On the hills around Jerusalem and throughout the country, shepherds seldom drove their flocks of sheep. They led them. Each shepherd had his own whistle, which his sheep could hear from afar, and they would move toward him at once. When shepherds met, their flocks intermingled so that even Solomon, in all his wisdom, would not have been able to separate them with justice. When the shepherds parted, one whistled softly. His sheep -- all his sheep and no others -- extricated themselves from the mass and followed him. At a pool, a shepherd could order his sheep to wait. No matter how thirsty, they would stand. While drinking, if the shepherd saw another flock coming to the pool, he could order his charges to stop drinking and they would obey. A sick lamb was always carried slung across the back of the shoulders with its belly close to the warmth of the shepherd's neck. Small stone enclosures were set up for night counting of sheep. The entrance would admit only one sheep at a time and the shepherd sat on the little wall and counted as they filed inside.
(The Day Christ Died by Jim Bishop; Nihil Obstat, Imprimatur 1957)

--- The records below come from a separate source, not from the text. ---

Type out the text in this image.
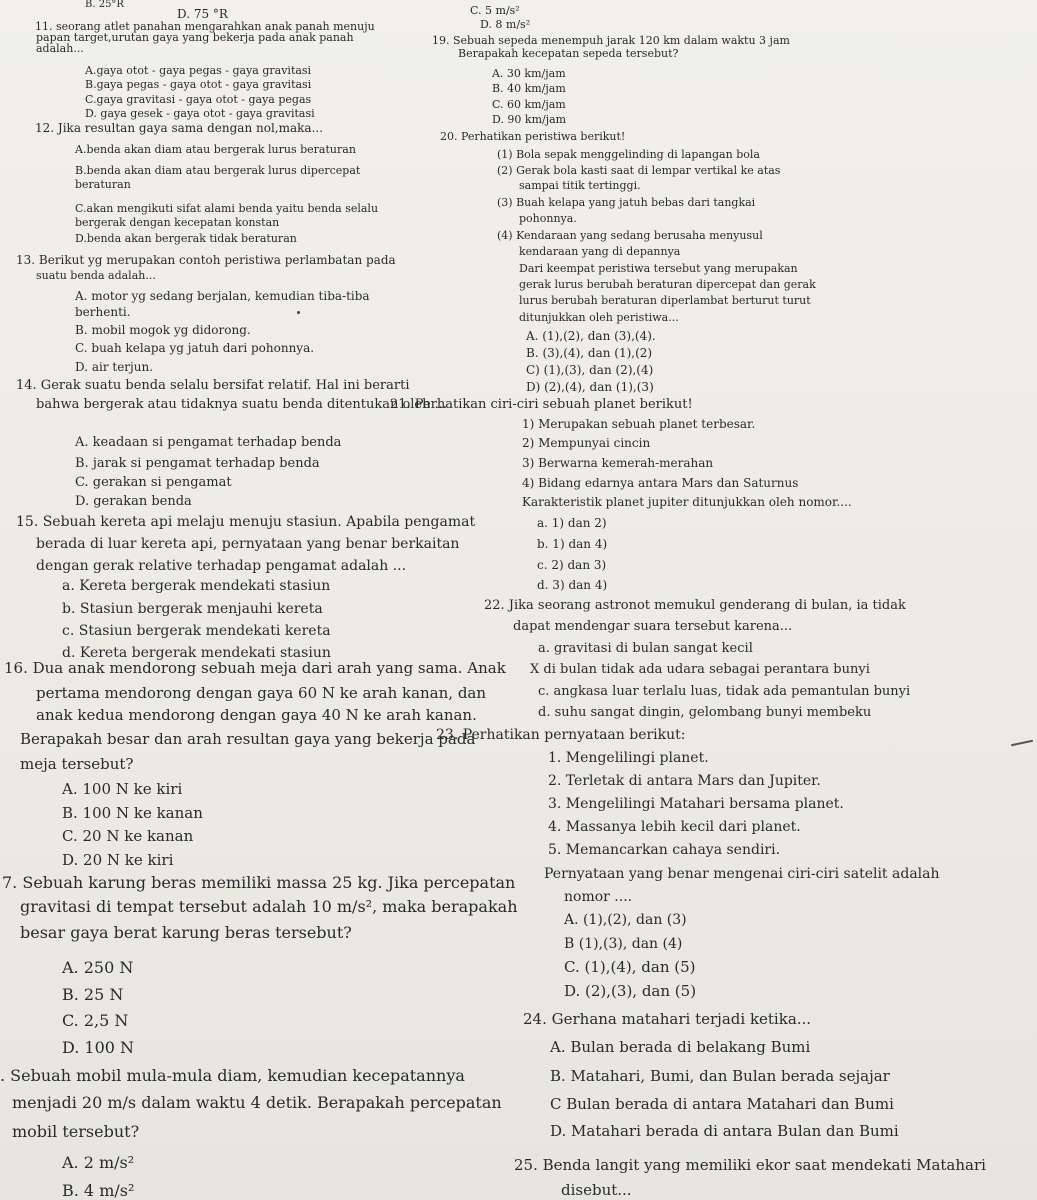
B. 25°R
D. 75 °R	C. 5 m/s²
D. 8 m/s²
11. seorang atlet panahan mengarahkan anak panah menuju
papan target,urutan gaya yang bekerja pada anak panah
adalah...
A.gaya otot - gaya pegas - gaya gravitasi
B.gaya pegas - gaya otot - gaya gravitasi
C.gaya gravitasi - gaya otot - gaya pegas
D. gaya gesek - gaya otot - gaya gravitasi
12. Jika resultan gaya sama dengan nol,maka...
A.benda akan diam atau bergerak lurus beraturan
B.benda akan diam atau bergerak lurus dipercepat
beraturan
C.akan mengikuti sifat alami benda yaitu benda selalu
bergerak dengan kecepatan konstan
D.benda akan bergerak tidak beraturan
13. Berikut yg merupakan contoh peristiwa perlambatan pada
suatu benda adalah...
A. motor yg sedang berjalan, kemudian tiba-tiba
berhenti.
B. mobil mogok yg didorong.
C. buah kelapa yg jatuh dari pohonnya.
D. air terjun.
14. Gerak suatu benda selalu bersifat relatif. Hal ini berarti
bahwa bergerak atau tidaknya suatu benda ditentukan oleh ...
A. keadaan si pengamat terhadap benda
B. jarak si pengamat terhadap benda
C. gerakan si pengamat
D. gerakan benda
15. Sebuah kereta api melaju menuju stasiun. Apabila pengamat
berada di luar kereta api, pernyataan yang benar berkaitan
dengan gerak relative terhadap pengamat adalah ...
a. Kereta bergerak mendekati stasiun
b. Stasiun bergerak menjauhi kereta
c. Stasiun bergerak mendekati kereta
d. Kereta bergerak mendekati stasiun
16. Dua anak mendorong sebuah meja dari arah yang sama. Anak
pertama mendorong dengan gaya 60 N ke arah kanan, dan
anak kedua mendorong dengan gaya 40 N ke arah kanan.
Berapakah besar dan arah resultan gaya yang bekerja pada
meja tersebut?
A. 100 N ke kiri
B. 100 N ke kanan
C. 20 N ke kanan
D. 20 N ke kiri
7. Sebuah karung beras memiliki massa 25 kg. Jika percepatan
gravitasi di tempat tersebut adalah 10 m/s², maka berapakah
besar gaya berat karung beras tersebut?
A. 250 N
B. 25 N
C. 2,5 N
D. 100 N
. Sebuah mobil mula-mula diam, kemudian kecepatannya
menjadi 20 m/s dalam waktu 4 detik. Berapakah percepatan
mobil tersebut?
A. 2 m/s²
B. 4 m/s²
19. Sebuah sepeda menempuh jarak 120 km dalam waktu 3 jam
Berapakah kecepatan sepeda tersebut?
A. 30 km/jam
B. 40 km/jam
C. 60 km/jam
D. 90 km/jam
20. Perhatikan peristiwa berikut!
(1) Bola sepak menggelinding di lapangan bola
(2) Gerak bola kasti saat di lempar vertikal ke atas
sampai titik tertinggi.
(3) Buah kelapa yang jatuh bebas dari tangkai
pohonnya.
(4) Kendaraan yang sedang berusaha menyusul
kendaraan yang di depannya
Dari keempat peristiwa tersebut yang merupakan
gerak lurus berubah beraturan dipercepat dan gerak
lurus berubah beraturan diperlambat berturut turut
ditunjukkan oleh peristiwa...
A. (1),(2), dan (3),(4).
B. (3),(4), dan (1),(2)
C) (1),(3), dan (2),(4)
D) (2),(4), dan (1),(3)
21. Perhatikan ciri-ciri sebuah planet berikut!
1) Merupakan sebuah planet terbesar.
2) Mempunyai cincin
3) Berwarna kemerah-merahan
4) Bidang edarnya antara Mars dan Saturnus
Karakteristik planet jupiter ditunjukkan oleh nomor....
a. 1) dan 2)
b. 1) dan 4)
c. 2) dan 3)
d. 3) dan 4)
22. Jika seorang astronot memukul genderang di bulan, ia tidak
dapat mendengar suara tersebut karena...
a. gravitasi di bulan sangat kecil
X di bulan tidak ada udara sebagai perantara bunyi
c. angkasa luar terlalu luas, tidak ada pemantulan bunyi
d. suhu sangat dingin, gelombang bunyi membeku
23. Perhatikan pernyataan berikut:
1. Mengelilingi planet.
2. Terletak di antara Mars dan Jupiter.
3. Mengelilingi Matahari bersama planet.
4. Massanya lebih kecil dari planet.
5. Memancarkan cahaya sendiri.
Pernyataan yang benar mengenai ciri-ciri satelit adalah
nomor ....
A. (1),(2), dan (3)
B (1),(3), dan (4)
C. (1),(4), dan (5)
D. (2),(3), dan (5)
24. Gerhana matahari terjadi ketika...
A. Bulan berada di belakang Bumi
B. Matahari, Bumi, dan Bulan berada sejajar
C Bulan berada di antara Matahari dan Bumi
D. Matahari berada di antara Bulan dan Bumi
25. Benda langit yang memiliki ekor saat mendekati Matahari
disebut...
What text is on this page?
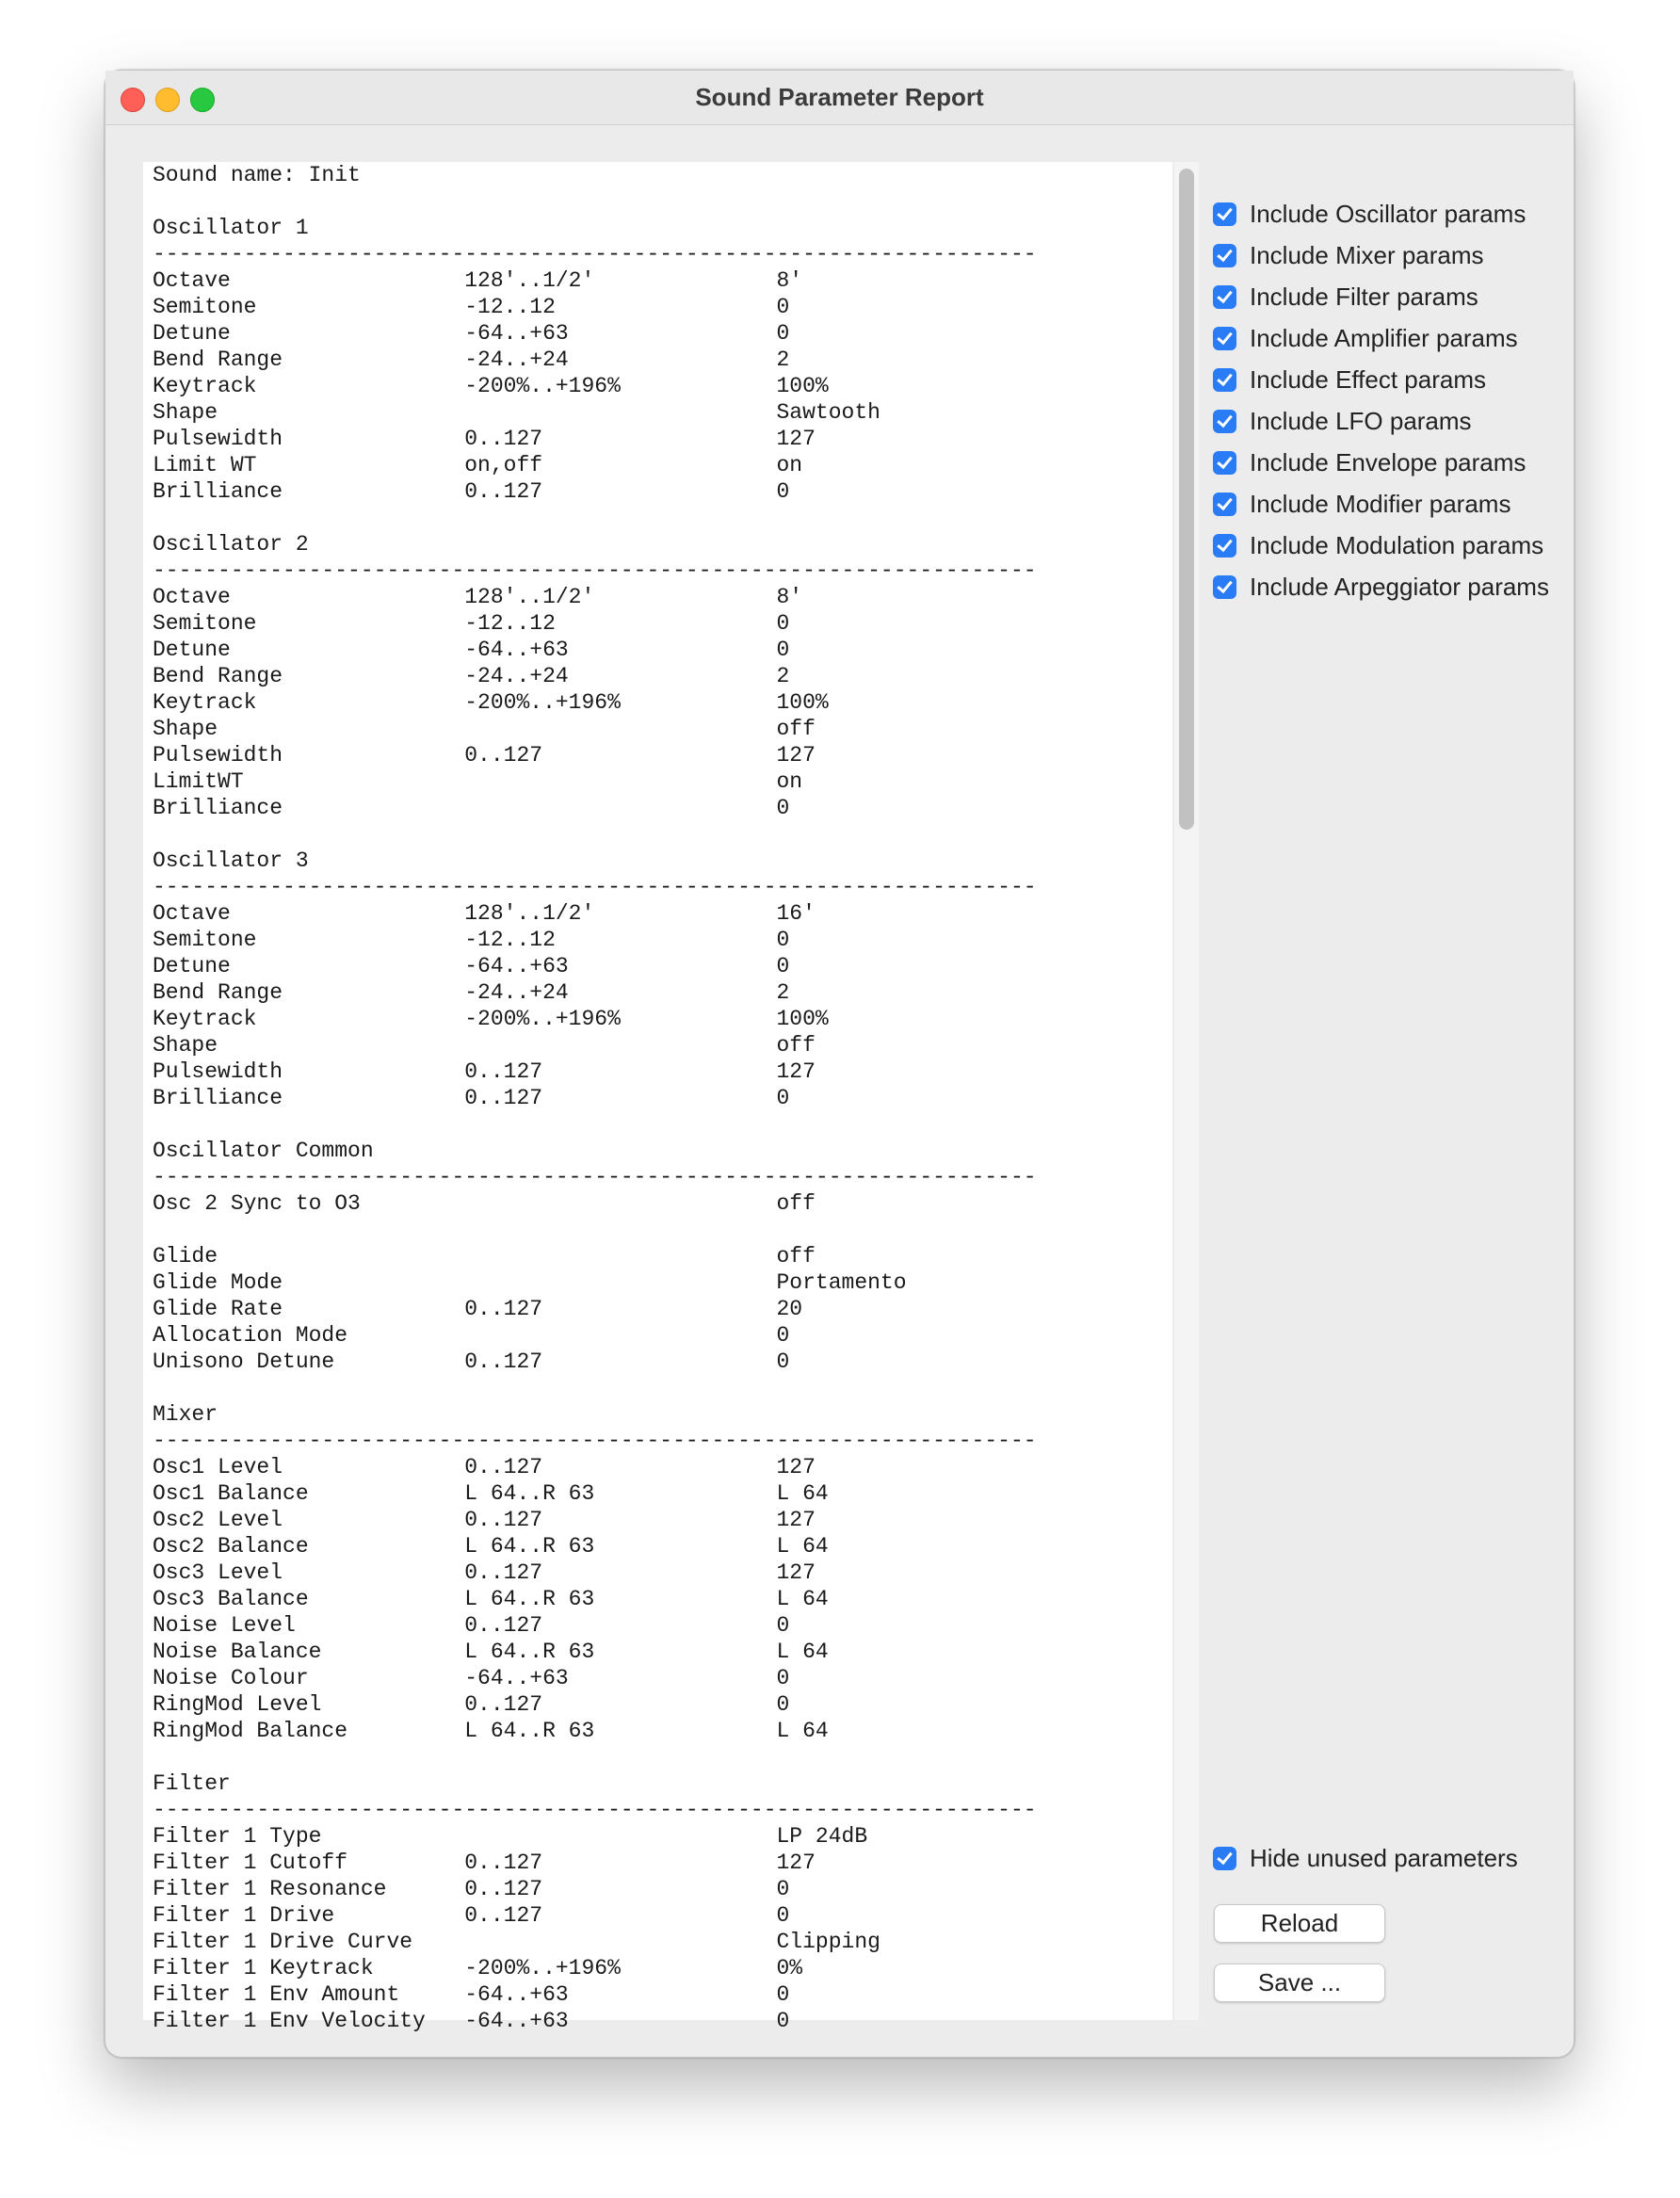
Sound Parameter Report
Sound name: Init

Oscillator 1
--------------------------------------------------------------------
Octave                  128'..1/2'              8'
Semitone                -12..12                 0
Detune                  -64..+63                0
Bend Range              -24..+24                2
Keytrack                -200%..+196%            100%
Shape                                           Sawtooth
Pulsewidth              0..127                  127
Limit WT                on,off                  on
Brilliance              0..127                  0

Oscillator 2
--------------------------------------------------------------------
Octave                  128'..1/2'              8'
Semitone                -12..12                 0
Detune                  -64..+63                0
Bend Range              -24..+24                2
Keytrack                -200%..+196%            100%
Shape                                           off
Pulsewidth              0..127                  127
LimitWT                                         on
Brilliance                                      0

Oscillator 3
--------------------------------------------------------------------
Octave                  128'..1/2'              16'
Semitone                -12..12                 0
Detune                  -64..+63                0
Bend Range              -24..+24                2
Keytrack                -200%..+196%            100%
Shape                                           off
Pulsewidth              0..127                  127
Brilliance              0..127                  0

Oscillator Common
--------------------------------------------------------------------
Osc 2 Sync to O3                                off

Glide                                           off
Glide Mode                                      Portamento
Glide Rate              0..127                  20
Allocation Mode                                 0
Unisono Detune          0..127                  0

Mixer
--------------------------------------------------------------------
Osc1 Level              0..127                  127
Osc1 Balance            L 64..R 63              L 64
Osc2 Level              0..127                  127
Osc2 Balance            L 64..R 63              L 64
Osc3 Level              0..127                  127
Osc3 Balance            L 64..R 63              L 64
Noise Level             0..127                  0
Noise Balance           L 64..R 63              L 64
Noise Colour            -64..+63                0
RingMod Level           0..127                  0
RingMod Balance         L 64..R 63              L 64

Filter
--------------------------------------------------------------------
Filter 1 Type                                   LP 24dB
Filter 1 Cutoff         0..127                  127
Filter 1 Resonance      0..127                  0
Filter 1 Drive          0..127                  0
Filter 1 Drive Curve                            Clipping
Filter 1 Keytrack       -200%..+196%            0%
Filter 1 Env Amount     -64..+63                0
Filter 1 Env Velocity   -64..+63                0
Include Oscillator params
Include Mixer params
Include Filter params
Include Amplifier params
Include Effect params
Include LFO params
Include Envelope params
Include Modifier params
Include Modulation params
Include Arpeggiator params
Hide unused parameters
Reload
Save ...
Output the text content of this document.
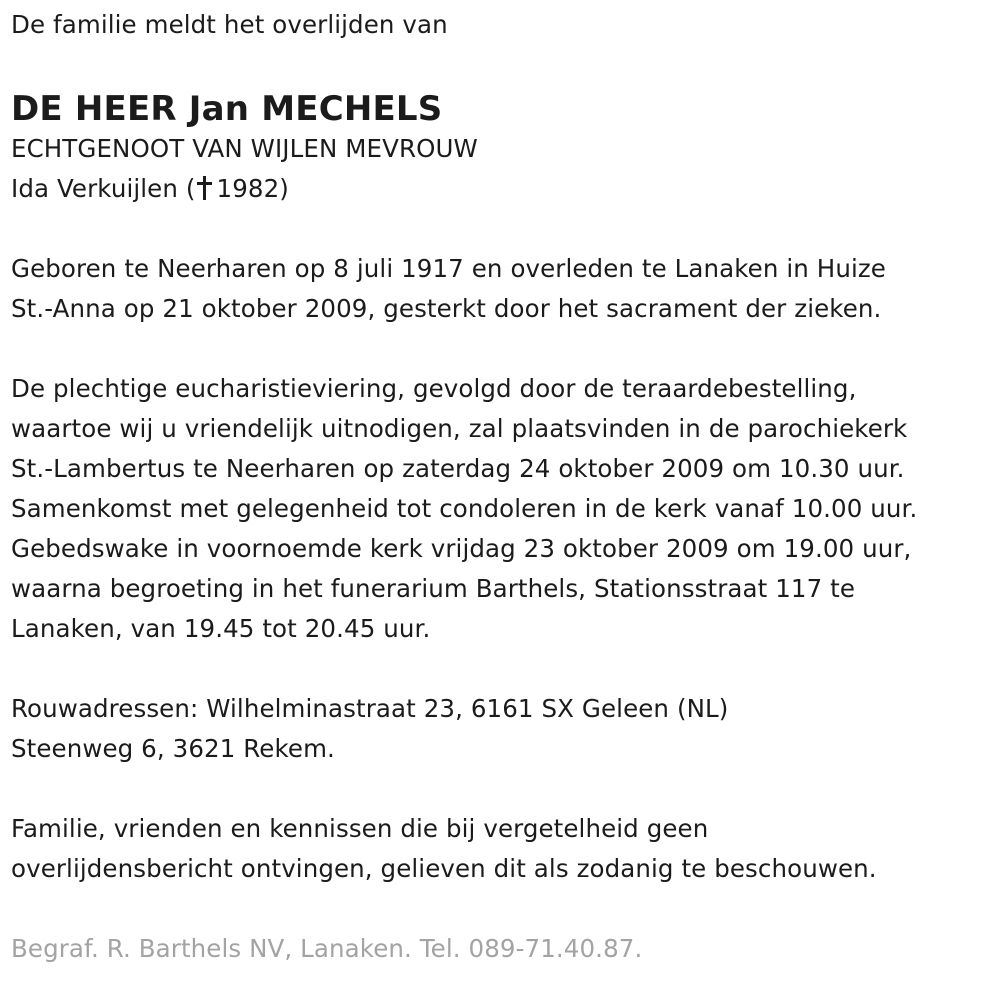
De familie meldt het overlijden van
DE HEER Jan MECHELS
ECHTGENOOT VAN WIJLEN MEVROUW
Ida Verkuijlen ( 1982)
Geboren te Neerharen op 8 juli 1917 en overleden te Lanaken in Huize
St.-Anna op 21 oktober 2009, gesterkt door het sacrament der zieken.
De plechtige eucharistieviering, gevolgd door de teraardebestelling,
waartoe wij u vriendelijk uitnodigen, zal plaatsvinden in de parochiekerk
St.-Lambertus te Neerharen op zaterdag 24 oktober 2009 om 10.30 uur.
Samenkomst met gelegenheid tot condoleren in de kerk vanaf 10.00 uur.
Gebedswake in voornoemde kerk vrijdag 23 oktober 2009 om 19.00 uur,
waarna begroeting in het funerarium Barthels, Stationsstraat 117 te
Lanaken, van 19.45 tot 20.45 uur.
Rouwadressen: Wilhelminastraat 23, 6161 SX Geleen (NL)
Steenweg 6, 3621 Rekem.
Familie, vrienden en kennissen die bij vergetelheid geen
overlijdensbericht ontvingen, gelieven dit als zodanig te beschouwen.
Begraf. R. Barthels NV, Lanaken. Tel. 089-71.40.87.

 Amen, amen I say to you: He that entereth not by the door into the sheepfold, but climbeth up another way, the same is a thief and a robber.  But he that entereth in by the door is the shepherd of the sheep.  To him the porter openeth; and the sheep hear his voice: and he calleth his own sheep by name, and leadeth them out.  And when he hath let out his own sheep, he goeth before them: and the sheep follow him, because they know his voice.  But a stranger they follow not, but fly from him, because they know not the voice of strangers.
 This proverb Jesus spoke to them. But they understood not what he spoke to them.  Jesus therefore said to them again: Amen, amen I say to you, I am the gate of the sheep.  All others, as many as have come, are thieves and robbers: and the sheep heard them not.  I am the gate. By me, if any man enter in, he shall be saved: and he shall go in, and go out, and shall find pastures.  The thief cometh not, but for to steal, and to kill, and to destroy. I am come that they may have life, and may have it more abundantly.
 I am the good shepherd. The good shepherd giveth his life for his sheep.  But the hireling, and he that is not the shepherd, whose own the sheep are not, seeth the wolf coming, and leaveth the sheep, and flieth: and the wolf catcheth, and scattereth the sheep:  And the hireling flieth, because he is a hireling: and he hath no care for the sheep.  I am the good shepherd; and I know mine, and mine know me.  As the Father knoweth me, and I know the Father: and I lay down my life for my sheep.
 And other sheep I have, that are not of this fold: them also I must bring, and they shall hear my voice, and there shall be one fold and one shepherd.  Therefore doth the Father love me: because I lay down my life, that I may take it again.  No man taketh it away from me: but I lay it down of myself, and I have power to lay it down: and I have power to take it up again. This commandment have I received of my Father.